Il y a de graves allégations qui fusent de
part et d'autre. Mon ami Guy Ouellette doit savoir qu'il a toute notre oreille
s'il veut bien parler de ce qu'il sait et qu'il dit déranger des gens qui ne
voudraient pas que ça se sache. Il va avoir totale impunité. Nous sommes prêts
à nous battre pour qu'il ait plus d'espace. Mais, ça, il va falloir, à ce
moment-là, de sa part, toute, je dirais, la volonté et la détermination de ne
pas s'en tenir à des professions de foi, une profession de foi sur l'intégrité,
là. On a besoin des faits, et on va en avoir le coeur net.
Ensuite, il y a toutes sortes de questionnements
qui sont soulevés par l'attitude un peu désinvolte et, je dirais, qui frise
l'irresponsabilité de M. Coiteux d'offrir son blanc-seing et sa totale
confiance sans questionnement au travail de l'UPAC. Le problème, c'est que, si
c'est le cas, M. Coiteux saisit mal qu'il est vraiment, vraiment tout seul
dans son coin avec le gouvernement libéral. Toute la population se demande
pourquoi les choses traînent, pourquoi tant d'enquêtes n'aboutissent pas,
pourquoi tant d'enquêtes à l'UPAC n'aboutissent pas.
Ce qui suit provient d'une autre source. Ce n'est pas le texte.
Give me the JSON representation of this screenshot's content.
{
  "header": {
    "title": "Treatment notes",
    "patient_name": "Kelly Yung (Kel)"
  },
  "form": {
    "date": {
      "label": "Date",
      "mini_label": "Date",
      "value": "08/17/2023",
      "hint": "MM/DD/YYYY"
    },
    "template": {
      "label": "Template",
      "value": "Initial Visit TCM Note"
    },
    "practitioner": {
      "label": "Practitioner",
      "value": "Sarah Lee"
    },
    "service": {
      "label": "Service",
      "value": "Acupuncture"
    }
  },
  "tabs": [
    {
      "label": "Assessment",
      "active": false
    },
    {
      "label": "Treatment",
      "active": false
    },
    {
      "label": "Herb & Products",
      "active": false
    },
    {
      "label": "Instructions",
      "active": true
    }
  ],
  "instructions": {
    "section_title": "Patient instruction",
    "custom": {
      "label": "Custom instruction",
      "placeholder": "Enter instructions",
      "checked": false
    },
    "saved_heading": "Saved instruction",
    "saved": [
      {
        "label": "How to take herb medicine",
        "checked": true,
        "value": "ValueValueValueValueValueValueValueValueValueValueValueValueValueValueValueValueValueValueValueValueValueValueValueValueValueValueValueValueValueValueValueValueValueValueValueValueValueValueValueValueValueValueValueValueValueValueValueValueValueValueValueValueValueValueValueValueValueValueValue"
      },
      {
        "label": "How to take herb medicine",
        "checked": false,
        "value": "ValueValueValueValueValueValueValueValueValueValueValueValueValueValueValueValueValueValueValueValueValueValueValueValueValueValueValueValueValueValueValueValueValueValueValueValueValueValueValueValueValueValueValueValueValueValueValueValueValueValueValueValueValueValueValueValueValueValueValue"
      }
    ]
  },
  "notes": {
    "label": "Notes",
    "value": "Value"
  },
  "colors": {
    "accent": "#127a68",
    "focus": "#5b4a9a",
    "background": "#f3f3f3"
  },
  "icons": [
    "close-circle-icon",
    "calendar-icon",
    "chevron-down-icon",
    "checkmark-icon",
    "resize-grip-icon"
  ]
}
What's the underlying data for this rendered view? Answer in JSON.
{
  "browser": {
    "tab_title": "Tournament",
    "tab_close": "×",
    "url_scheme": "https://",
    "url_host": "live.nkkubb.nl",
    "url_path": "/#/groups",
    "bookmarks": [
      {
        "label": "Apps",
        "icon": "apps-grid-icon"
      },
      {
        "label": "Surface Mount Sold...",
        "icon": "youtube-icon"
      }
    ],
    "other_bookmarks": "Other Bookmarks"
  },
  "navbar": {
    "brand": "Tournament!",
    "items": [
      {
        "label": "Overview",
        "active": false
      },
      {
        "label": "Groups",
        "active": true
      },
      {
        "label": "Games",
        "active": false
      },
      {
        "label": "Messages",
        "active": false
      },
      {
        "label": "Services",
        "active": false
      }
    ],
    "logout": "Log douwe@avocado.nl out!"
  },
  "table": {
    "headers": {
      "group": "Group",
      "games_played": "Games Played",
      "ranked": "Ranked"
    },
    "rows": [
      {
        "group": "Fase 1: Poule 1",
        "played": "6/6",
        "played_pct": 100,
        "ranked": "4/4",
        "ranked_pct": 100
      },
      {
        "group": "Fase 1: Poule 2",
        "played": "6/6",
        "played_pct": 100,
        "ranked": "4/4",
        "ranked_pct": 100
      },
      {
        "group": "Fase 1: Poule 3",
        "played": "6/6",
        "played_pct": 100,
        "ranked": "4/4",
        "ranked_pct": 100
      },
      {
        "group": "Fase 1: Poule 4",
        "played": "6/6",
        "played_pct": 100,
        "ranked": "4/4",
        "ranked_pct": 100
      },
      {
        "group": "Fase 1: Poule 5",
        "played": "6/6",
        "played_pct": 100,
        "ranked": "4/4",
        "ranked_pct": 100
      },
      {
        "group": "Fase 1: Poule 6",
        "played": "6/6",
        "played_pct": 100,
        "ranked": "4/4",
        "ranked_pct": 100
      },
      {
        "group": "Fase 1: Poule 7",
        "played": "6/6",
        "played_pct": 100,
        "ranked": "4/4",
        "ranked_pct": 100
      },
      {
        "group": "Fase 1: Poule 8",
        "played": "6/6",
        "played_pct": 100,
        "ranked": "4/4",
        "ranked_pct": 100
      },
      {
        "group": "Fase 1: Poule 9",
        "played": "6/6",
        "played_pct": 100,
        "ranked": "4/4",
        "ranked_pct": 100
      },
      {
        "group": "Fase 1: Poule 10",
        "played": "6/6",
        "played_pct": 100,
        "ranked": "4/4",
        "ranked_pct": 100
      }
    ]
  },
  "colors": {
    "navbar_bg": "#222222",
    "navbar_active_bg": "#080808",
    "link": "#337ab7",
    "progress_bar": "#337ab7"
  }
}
On a investi dans cette institution,
on a des espoirs, on a des attentes et on a surtout une attente majeure, c'est
que M. Lafrenière s'explique enfin, non seulement sur les raisons de
l'arrestation de Guy Ouellette... et ça a besoin d'être convaincant, vu les circonstances
dans lesquelles ça s'est fait, vu que c'était la première fois qu'un député en
exercice de ses fonctions se faisait arrêter par l'UPAC, ça a besoin d'être
convaincant, autrement il y a de sérieuses questions à se poser. Parce que,
nous, ce qu'on veut c'est qu'on ne jette pas le bébé avec l'eau du bain. Il
faut sauver l'UPAC, il faut s'assurer que l'UPAC, une fois pour toutes, puisse
mener à bien sa mission, sa mission première. Et, là-dessus, s'il faut remettre
en question le travail de qui que ce soit, y compris M. Lafrenière, bien,
on le fera puis on remerciera M. Lafrenière de ses services s'il n'est pas
capable de démontrer qu'il est l'homme de la situation. Parce que, pour le
moment, ce qu'on sait... que ça fait six ans et ça piétine. Merci de votre
attention.
Le Modérateur
: Alain
Laforest, TVA.
M. Laforest (Alain) : M. Khadir,
qu'est-ce que vous pensez du processus de reddition de comptes que veut mettre
en place M. Coiteux? Il reporte le projet de loi, là, pour créer, de
l'UPAC, un corps de police spécialisé. Qu'est-ce que vous pensez, là, hier, là,
lorsqu'il a dit : On va mettre un processus de reddition de comptes?
M. Khadir
: J'en
pense tout ce que ça dit. Il exprime une volonté qu'il y ait un processus de reddition
de comptes, mais on ne sait pas c'est quoi. Et ça part très mal parce que, les
dernières semaines et les derniers mois, le gouvernement libéral, dans une
obstination qui ressemble à l'obstination de Jean Charest, qui ressemble malheureusement
aux obstinations et dénégations de Jean Charest, refuse d'accepter qu'il faut
au minimum que le commissaire de l'UPAC soit nommé aux deux tiers. Alors, ça
commence très mal si ça commence par ce genre d'obstination.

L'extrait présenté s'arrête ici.